A greater number of differences between the contemporary ideal organizational model – based on rationality and the control of emotions – and the genetic endowment of Homo Sapiens Sapiens exist in the decision-making process. We are pretty hopeless when it comes to large-scale calculations (that’s why we invented computers), but no machine can equal us when it comes to rapidly evaluating unexpected risks. We have a relatively poor memory, even among well-educated people. We only possess what we need in order to know our family group well and a further 150 people reasonably well; yet we are great at recalling stories, such as our grandfathers’ heroic deeds, or hunting tales (genetically, we are just as exaggerated as our ancestors), that contain tacit knowledge that may be of use in similar situations.
Our bad memory is offset by an outstanding capacity for classification, to detect “us” and “them,” our clan and other tribes; i.e., to identify those who may prove dangerous.

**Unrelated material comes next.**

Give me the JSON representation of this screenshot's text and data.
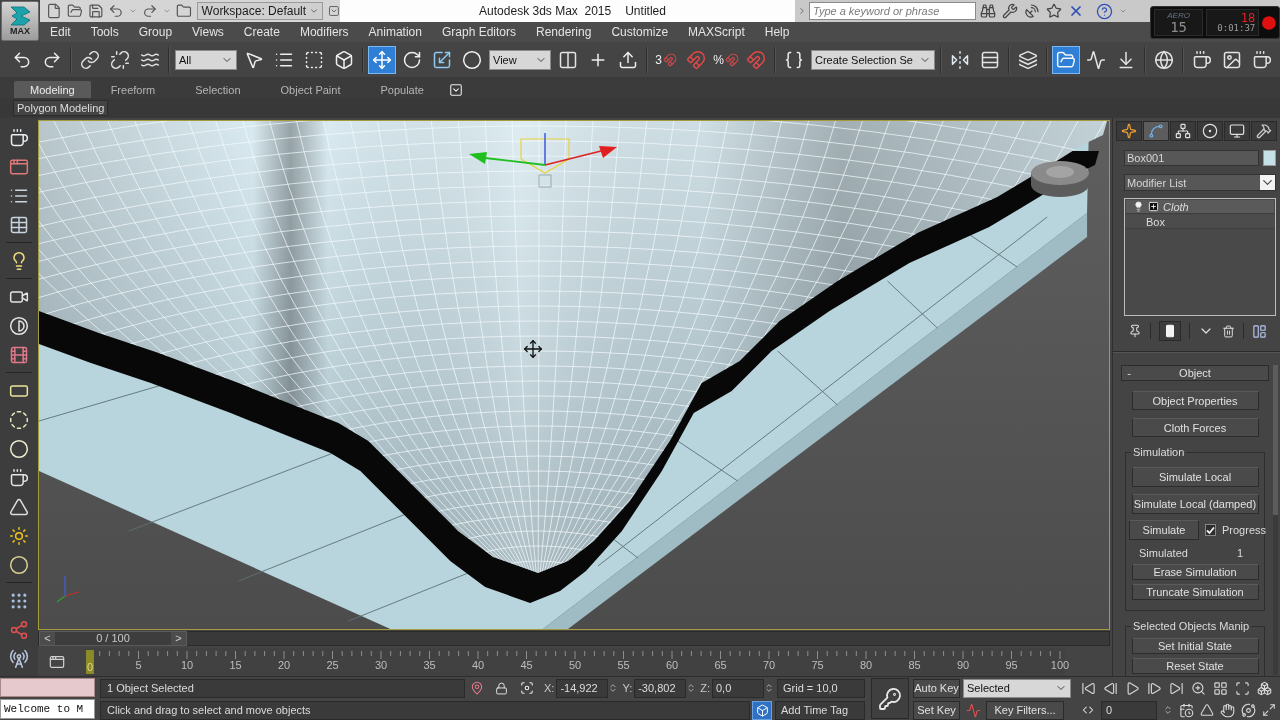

And we are highly competent in those skills a hunter requires: recognizing analogous situations (this is why case studies occupy pride of place on business management courses); planning actions to take; a knack for throwing competitors off the scent or deceiving prey; tactical flexibility and orientation towards action (in an environment where doing nothing was nearly always more risky than doing something).
Moreover, as is studied on negotiation courses, we are more inclined to prefer an uncertain benefit to a certain loss (in the Stone Age, certain losses frequently constituted a fatal outcome); and an optimistic belief in our intuition, which is nearly always unjustified.
Although we are not molded to work within our organizations in accordance with these predispositions, executives must be aware that they can fully command such situations as organizational change, crises, the launch of a new company, renewal of the management team, or mergers and acquisitions, whenever fear, protecting loved ones and action-related excitement release adrenaline and could throw us back to behavior patterns befitting our origins. These are examples of situations where what is most needed is logic, objectivity and calculated reasoning.
It is curious that our species, so intuitive and emotional, should have named itself Sapiens Sapiens. This must be in order to indicate our capacity, twice over, for exaggeration.